Threat actors are actively exploiting a “controversial” and unpatched vulnerability in an open source artificial intelligence (AI) platform called Anyscale Ray to hijack computing power for illegal cryptocurrency mining, cybersecurity researchers warn.
“The vulnerability allows an attacker to take over a company’s computing power and exfiltrate sensitive data,” Oligo security researchers Avi Lumelsky, Guy Kaplan and Gal Elbaz said in Tuesday’s disclosure.
“This flaw has been actively exploited over the past seven months, affecting industries such as education, cryptocurrency, biopharmaceuticals, and more.”
The activity will continue from September 2023, codenamed shadow thunder Developed by Israeli Application Security Company. It also marks the first time an AI workload has been targeted in the wild due to flaws in the infrastructure supporting AI.

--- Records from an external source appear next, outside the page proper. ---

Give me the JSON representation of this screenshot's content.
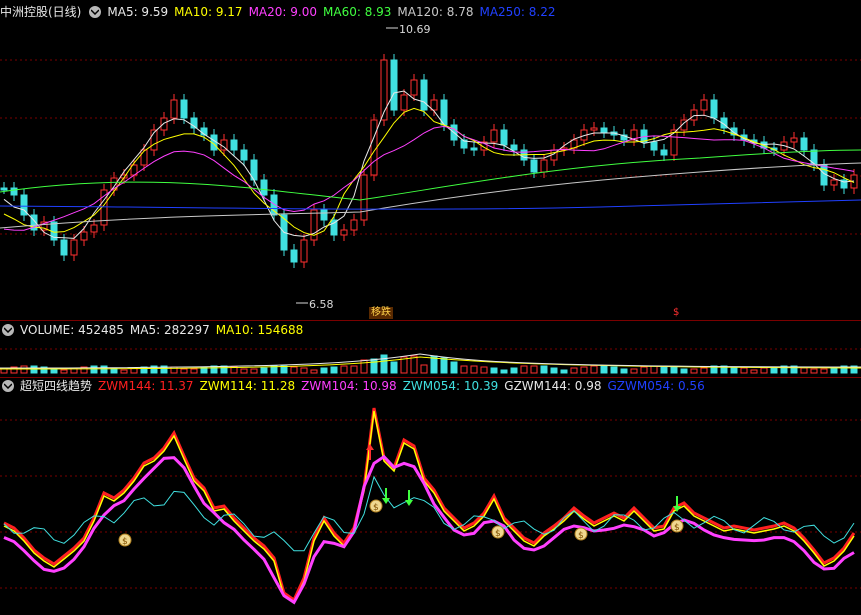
{
  "header_price": {
    "title": "中洲控股(日线)",
    "items": [
      {
        "label": "MA5: 9.59",
        "color": "#e8e8e8"
      },
      {
        "label": "MA10: 9.17",
        "color": "#ffff00"
      },
      {
        "label": "MA20: 9.00",
        "color": "#ff40ff"
      },
      {
        "label": "MA60: 8.93",
        "color": "#40ff40"
      },
      {
        "label": "MA120: 8.78",
        "color": "#c8c8c8"
      },
      {
        "label": "MA250: 8.22",
        "color": "#2040ff"
      }
    ]
  },
  "header_volume": {
    "items": [
      {
        "label": "VOLUME: 452485",
        "color": "#e8e8e8"
      },
      {
        "label": "MA5: 282297",
        "color": "#e8e8e8"
      },
      {
        "label": "MA10: 154688",
        "color": "#ffff00"
      }
    ]
  },
  "header_indicator": {
    "title": "超短四线趋势",
    "items": [
      {
        "label": "ZWM144: 11.37",
        "color": "#ff2020"
      },
      {
        "label": "ZWM114: 11.28",
        "color": "#ffff00"
      },
      {
        "label": "ZWM104: 10.98",
        "color": "#ff40ff"
      },
      {
        "label": "ZWM054: 10.39",
        "color": "#40e0e0"
      },
      {
        "label": "GZWM144: 0.98",
        "color": "#e8e8e8"
      },
      {
        "label": "GZWM054: 0.56",
        "color": "#2040ff"
      }
    ]
  },
  "annotations": {
    "high": "10.69",
    "low": "6.58",
    "event_tag": "移跌",
    "s_marker": "$"
  },
  "icons": {
    "collapse": "chevron-down-icon",
    "signal": "money-bag-icon"
  },
  "colors": {
    "up": "#ff3030",
    "down": "#40e0e0",
    "grid": "#7a0000"
  }
}
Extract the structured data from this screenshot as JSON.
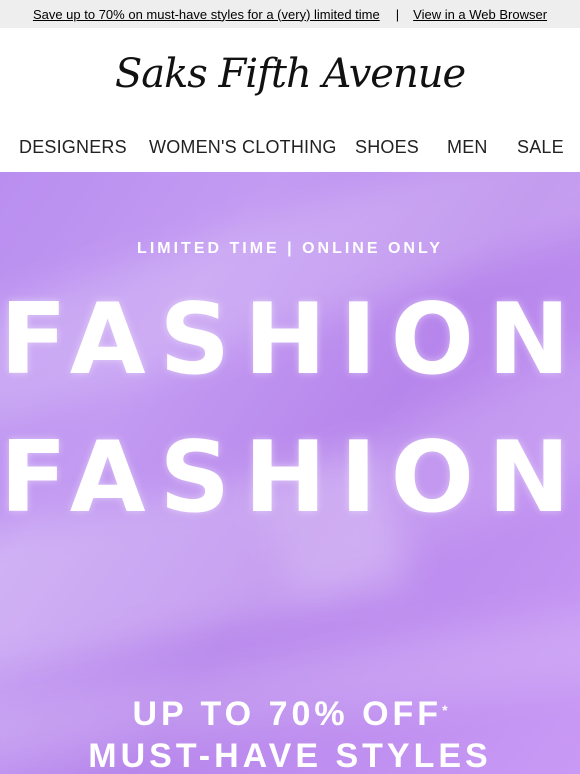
{
  "topbar": {
    "promo_link": "Save up to 70% on must-have styles for a (very) limited time",
    "separator": "|",
    "browser_link": "View in a Web Browser"
  },
  "brand": {
    "logo_text": "Saks Fifth Avenue"
  },
  "nav": {
    "items": [
      {
        "label": "DESIGNERS"
      },
      {
        "label": "WOMEN'S CLOTHING"
      },
      {
        "label": "SHOES"
      },
      {
        "label": "MEN"
      },
      {
        "label": "SALE"
      }
    ]
  },
  "hero": {
    "kicker": "LIMITED TIME | ONLINE ONLY",
    "title_line1": "FASHION",
    "title_line2": "FASHION",
    "promo_line1": "UP TO 70% OFF",
    "promo_asterisk": "*",
    "promo_line2": "MUST-HAVE STYLES",
    "colors": {
      "background": "#bf94f1",
      "text": "#ffffff"
    }
  }
}
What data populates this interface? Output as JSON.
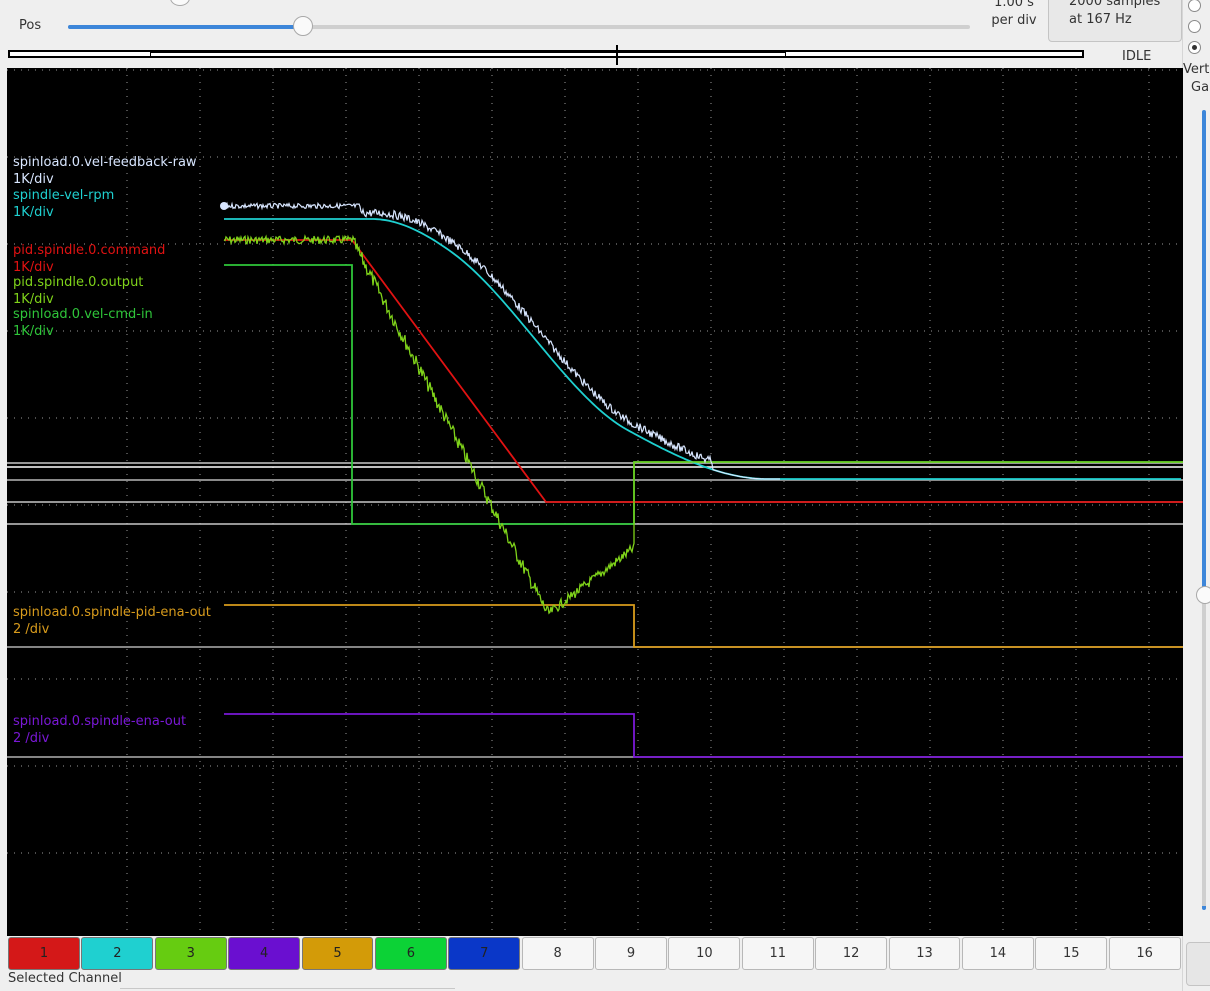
{
  "toolbar": {
    "pos_label": "Pos",
    "pos_value": 0.26,
    "time_per_div_line1": "1.00 s",
    "time_per_div_line2": "per div",
    "samples_line1": "2000 samples",
    "samples_line2": "at 167 Hz",
    "status": "IDLE"
  },
  "right_panel": {
    "label1": "Vert",
    "label2": "Ga"
  },
  "traces": [
    {
      "name": "spinload.0.vel-feedback-raw",
      "scale": "1K/div",
      "color": "#d8e6ff"
    },
    {
      "name": "spindle-vel-rpm",
      "scale": "1K/div",
      "color": "#1fd0d0"
    },
    {
      "name": "pid.spindle.0.command",
      "scale": "1K/div",
      "color": "#e01212"
    },
    {
      "name": "pid.spindle.0.output",
      "scale": "1K/div",
      "color": "#7fd31a"
    },
    {
      "name": "spinload.0.vel-cmd-in",
      "scale": "1K/div",
      "color": "#2fc63a"
    },
    {
      "name": "spinload.0.spindle-pid-ena-out",
      "scale": "2 /div",
      "color": "#d89b1c"
    },
    {
      "name": "spinload.0.spindle-ena-out",
      "scale": "2 /div",
      "color": "#7a18d6"
    }
  ],
  "channels": [
    {
      "label": "1",
      "color": "#d41818"
    },
    {
      "label": "2",
      "color": "#1fd0d0"
    },
    {
      "label": "3",
      "color": "#66cc11"
    },
    {
      "label": "4",
      "color": "#6a0fd0"
    },
    {
      "label": "5",
      "color": "#d39b08"
    },
    {
      "label": "6",
      "color": "#0cd236"
    },
    {
      "label": "7",
      "color": "#0a37c8"
    },
    {
      "label": "8",
      "color": ""
    },
    {
      "label": "9",
      "color": ""
    },
    {
      "label": "10",
      "color": ""
    },
    {
      "label": "11",
      "color": ""
    },
    {
      "label": "12",
      "color": ""
    },
    {
      "label": "13",
      "color": ""
    },
    {
      "label": "14",
      "color": ""
    },
    {
      "label": "15",
      "color": ""
    },
    {
      "label": "16",
      "color": ""
    }
  ],
  "footer": {
    "selected_channel": "Selected Channel"
  }
}
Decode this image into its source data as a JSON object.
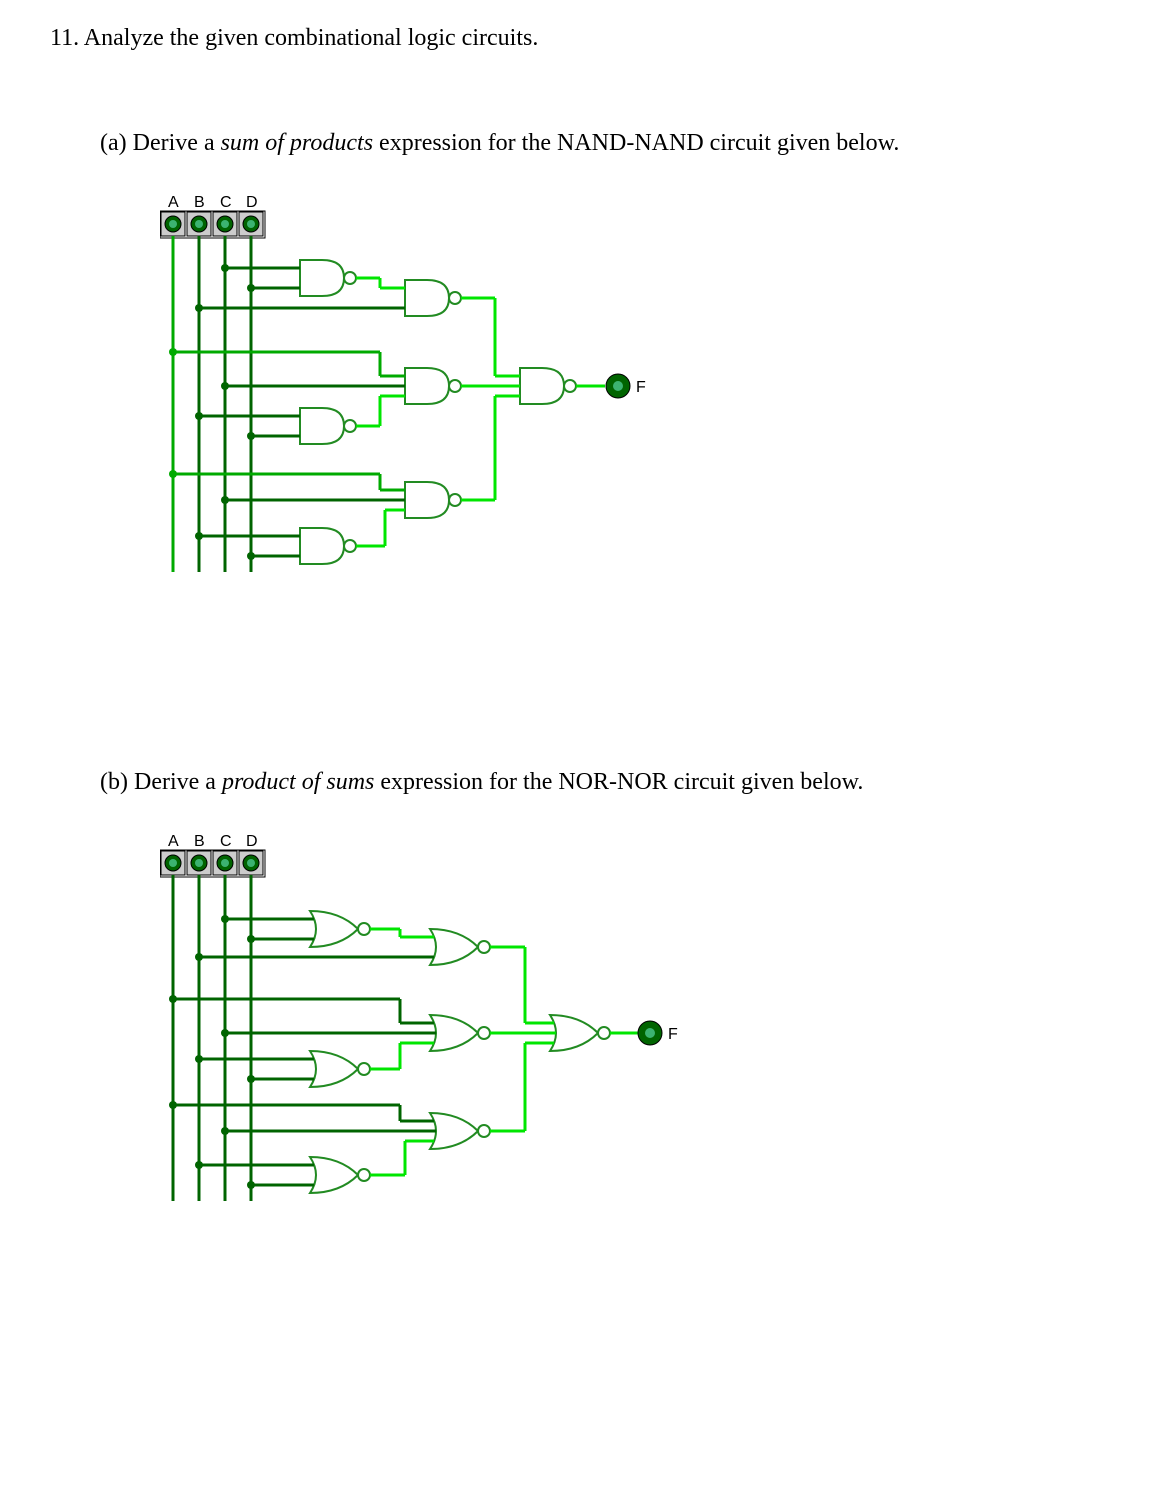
{
  "question": {
    "number": "11.",
    "text": " Analyze the given combinational logic circuits."
  },
  "partA": {
    "label": "(a)",
    "prefix": "  Derive a ",
    "italic": "sum of products",
    "suffix": " expression for the NAND-NAND circuit given below."
  },
  "partB": {
    "label": "(b)",
    "prefix": "  Derive a ",
    "italic": "product of sums",
    "suffix": " expression for the NOR-NOR circuit given below."
  },
  "inputs": {
    "A": "A",
    "B": "B",
    "C": "C",
    "D": "D"
  },
  "output": {
    "F": "F"
  }
}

Ray is an open source, fully managed computing framework that enables organizations to build, train, and scale AI and Python workloads. It consists of a core decentralized runtime and a set of artificial intelligence libraries for simplifying machine learning platforms.

It is used by some of the largest companies, including OpenAI, Uber, Spotify, Netflix, LinkedIn, Niantic, and Pinterest, among others.
The security vulnerability involved is CVE-2023-48022 (CVSS score: 9.8), which is a critical missing authentication error that allows remote attackers to execute arbitrary code through the job submission API. Bishop Fox reported this issue, along with two other flaws, in August 2023.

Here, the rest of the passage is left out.